Relative contributions (%) of biomass use for (A) solid-fuel cooking, (B) space heating, and (C) water heating and kerosene use for (D) lighting to annual ambient PM2.5 exposure at the district level at baseline, 2015.
Mitigation of Emission from Various Household Sources.
In 2015, the baseline year, 58% of districts in India had PM2.5 exposures above the NAAQS. The corresponding numbers are 68, 83, 98, and 99% for the WHO-IT1, WHO-IT2, WHO-IT3, and WHO guidelines, respectively (Fig. 4A). If the hypothetical ideal scenario (as seen in Fig. 4A) can be achieved, 103 more districts, housing 187 million people, would meet the NAAQS and ambient PM2.5 exposure would fall below WHO-IT1, IT2, IT3, and the WHO-AQG in 104, 75, 26, and 2 additional districts, respectively. Successfully achieving the less ambitious Progress A scenario would add 72 additional districts below NAAQS. The corresponding numbers for Progress M, Progress S, PC, PCL, and PCLS are 39, 11, 55, 61, and 86, respectively. In North Indian districts that do not meet Indian NAAQS standard even after achievement of the ideal scenario (n = 248), the annual ambient PM2.5 exposure comes within 10 µg m−3 of the NAAQS in 115 districts, especially in the central and eastern parts of the Gangetic Plain (Fig. 4B). Only the Delhi NCR and some districts of Northwest India remain out of attainment with the Indian NAAQS standard by >30 µg m−3––even under the ideal scenario. This may be due to the large share of dust (20, 21) and relatively larger (compared with the rest of the country) contributions of other outdoor sources (e.g., vehicular emission, crop waste, industry, and trash burning, etc.) to ambient PM2.5 concentrations in this region. Fig. 4B summarizes the remaining reductions needed to meet the Indian NAAQS after implementation of an ideal scenario.
Fig. 4.
(A) Percentage of districts where ambient PM2.5 exposure exceeds various guidelines before and after mitigation of household emissions. Definition of the scenarios in the y axis are provided in Table 1 and (B) annual PM2.5 exposure that needs to be further mitigated in each district after complete mitigation of household PM2.5 to achieve Indian standard in that district.

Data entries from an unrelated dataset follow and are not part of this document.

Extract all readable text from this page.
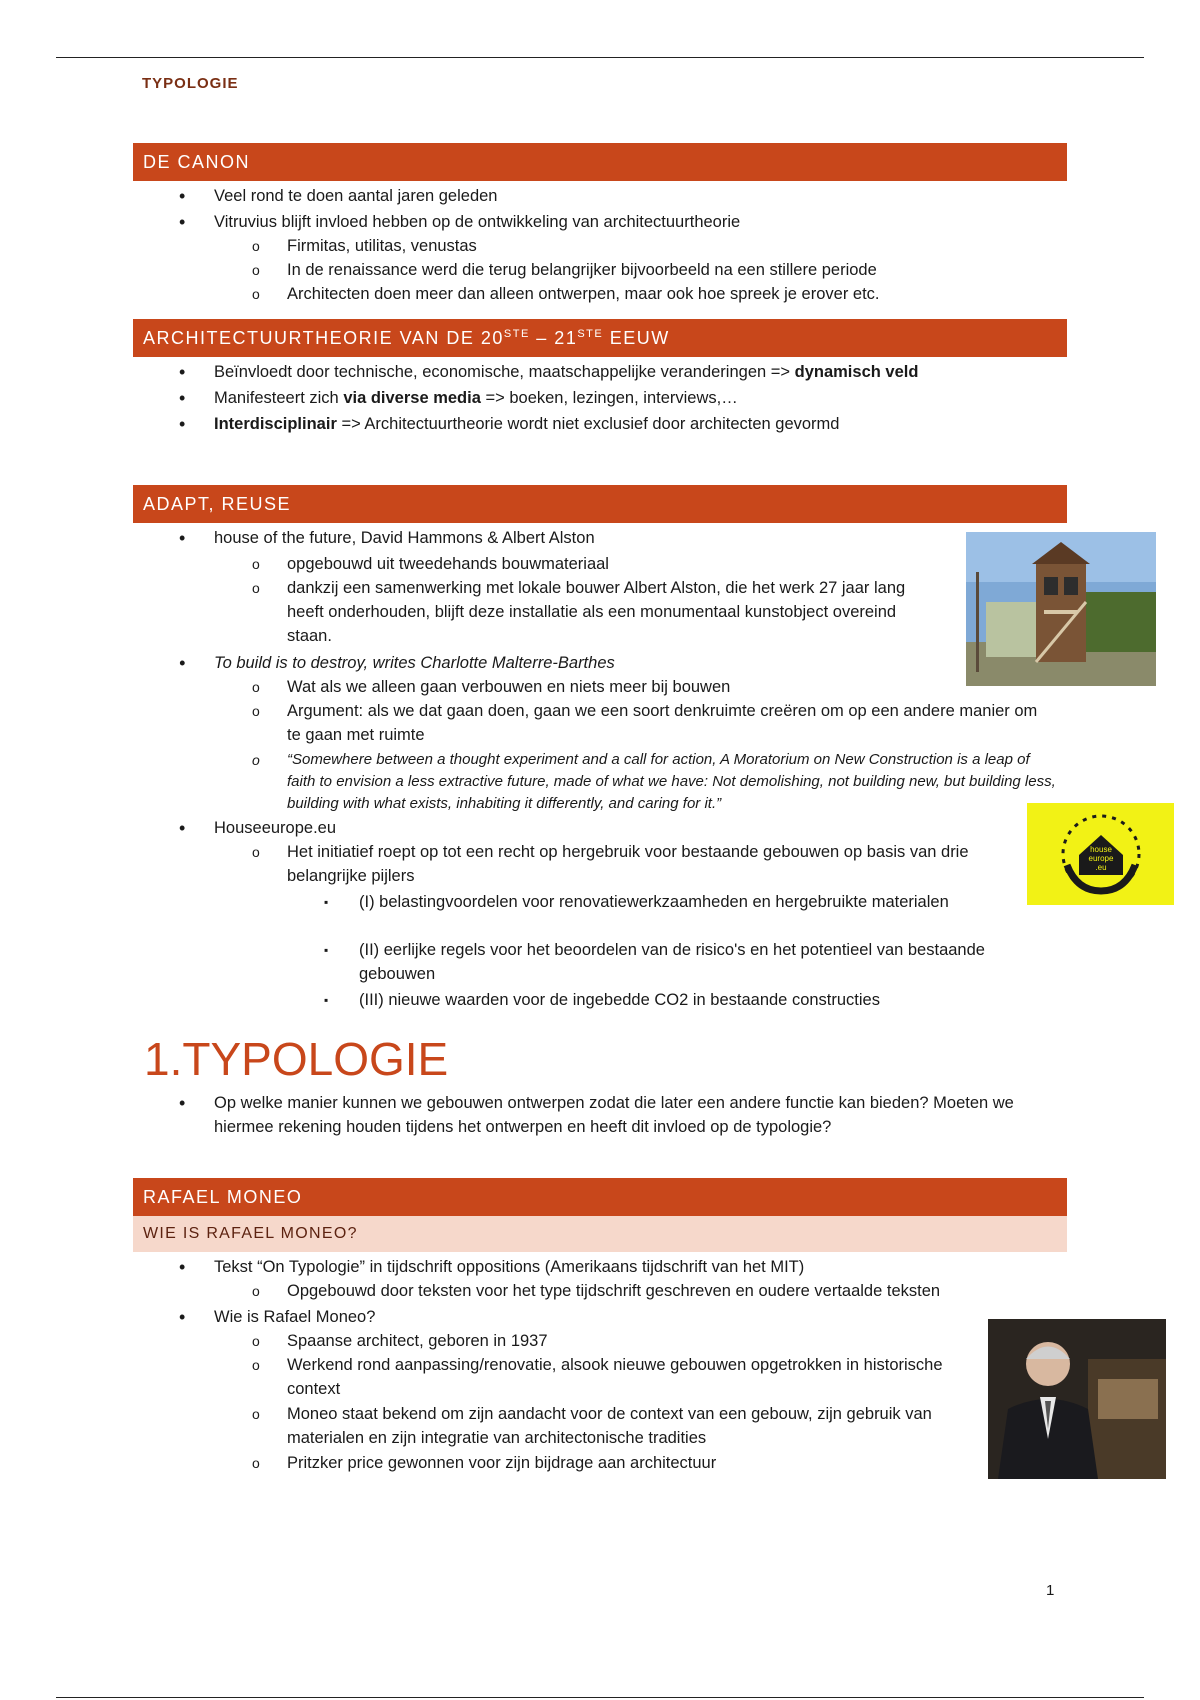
TYPOLOGIE
DE CANON
• Veel rond te doen aantal jaren geleden
• Vitruvius blijft invloed hebben op de ontwikkeling van architectuurtheorie
o Firmitas, utilitas, venustas
o In de renaissance werd die terug belangrijker bijvoorbeeld na een stillere periode
o Architecten doen meer dan alleen ontwerpen, maar ook hoe spreek je erover etc.
ARCHITECTUURTHEORIE VAN DE 20STE – 21STE EEUW
• Beïnvloedt door technische, economische, maatschappelijke veranderingen => dynamisch veld
• Manifesteert zich via diverse media => boeken, lezingen, interviews,…
• Interdisciplinair => Architectuurtheorie wordt niet exclusief door architecten gevormd
ADAPT, REUSE
• house of the future, David Hammons & Albert Alston
o opgebouwd uit tweedehands bouwmateriaal
o dankzij een samenwerking met lokale bouwer Albert Alston, die het werk 27 jaar lang heeft onderhouden, blijft deze installatie als een monumentaal kunstobject overeind staan.
• To build is to destroy, writes Charlotte Malterre-Barthes
o Wat als we alleen gaan verbouwen en niets meer bij bouwen
o Argument: als we dat gaan doen, gaan we een soort denkruimte creëren om op een andere manier om te gaan met ruimte
o “Somewhere between a thought experiment and a call for action, A Moratorium on New Construction is a leap of faith to envision a less extractive future, made of what we have: Not demolishing, not building new, but building less, building with what exists, inhabiting it differently, and caring for it.”
• Houseeurope.eu
o Het initiatief roept op tot een recht op hergebruik voor bestaande gebouwen op basis van drie belangrijke pijlers
▪ (I) belastingvoordelen voor renovatiewerkzaamheden en hergebruikte materialen
▪ (II) eerlijke regels voor het beoordelen van de risico's en het potentieel van bestaande gebouwen
▪ (III) nieuwe waarden voor de ingebedde CO2 in bestaande constructies
house europe .eu
1.TYPOLOGIE
• Op welke manier kunnen we gebouwen ontwerpen zodat die later een andere functie kan bieden? Moeten we hiermee rekening houden tijdens het ontwerpen en heeft dit invloed op de typologie?
RAFAEL MONEO
WIE IS RAFAEL MONEO?
• Tekst “On Typologie” in tijdschrift oppositions (Amerikaans tijdschrift van het MIT)
o Opgebouwd door teksten voor het type tijdschrift geschreven en oudere vertaalde teksten
• Wie is Rafael Moneo?
o Spaanse architect, geboren in 1937
o Werkend rond aanpassing/renovatie, alsook nieuwe gebouwen opgetrokken in historische context
o Moneo staat bekend om zijn aandacht voor de context van een gebouw, zijn gebruik van materialen en zijn integratie van architectonische tradities
o Pritzker price gewonnen voor zijn bijdrage aan architectuur
1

The population-weighted, all-India mean annual ambient PM2.5 exposure decreases from 55 to 45 µg m−3 (a 17.6% decrease) if PC is achieved and to 45 µg m−3 if the PCL scenario is realized (Fig. 5). If space-heating emissions are additionally mitigated as in PCLS, the all-India mean annual ambient PM2.5 exposure drops to 41 µg m−3; and, further, to 38 µg m−3 (below the NAAQS) if the ideal scenario is achieved. Achieving the least ambitious scenario, Progress S would only reduce the average population-weighted PM2.5 by 2 µg m−3 from the baseline year. Pursuing the more ambitious pathways––Progress M and Progress A––would reduce the population-weighted PM2.5 exposure by 21 and 13%, respectively.
Fig. 5.
Changes in population-weighted mean ( shown by error bars) annual ambient PM2.5 exposure (Top) and percentage averted premature mortality based (Bottom). The range of baseline PM2.5 estimate is shaded in the top; the mean value is indicated by the dotted line. The dashed horizontal line in the top represents the Indian NAAQS. See text for details.
Expected Health Benefit.
We estimate expected health benefits (Fig. 5) in terms of the percentage of premature deaths, relative to baseline premature mortality, that could be averted if our scenarios are implemented. Estimates are made with both the integrated exposure-response functions (22) and a linear risk function (SI Appendix, Attribution Method). Scenarios are described in detail in Table 1 and the results summarized in Fig. 5. Briefly, those labeled with a P represent complete displacement of unclean fuels for cooking (C), space heating (S), and lighting (L) in various combinations.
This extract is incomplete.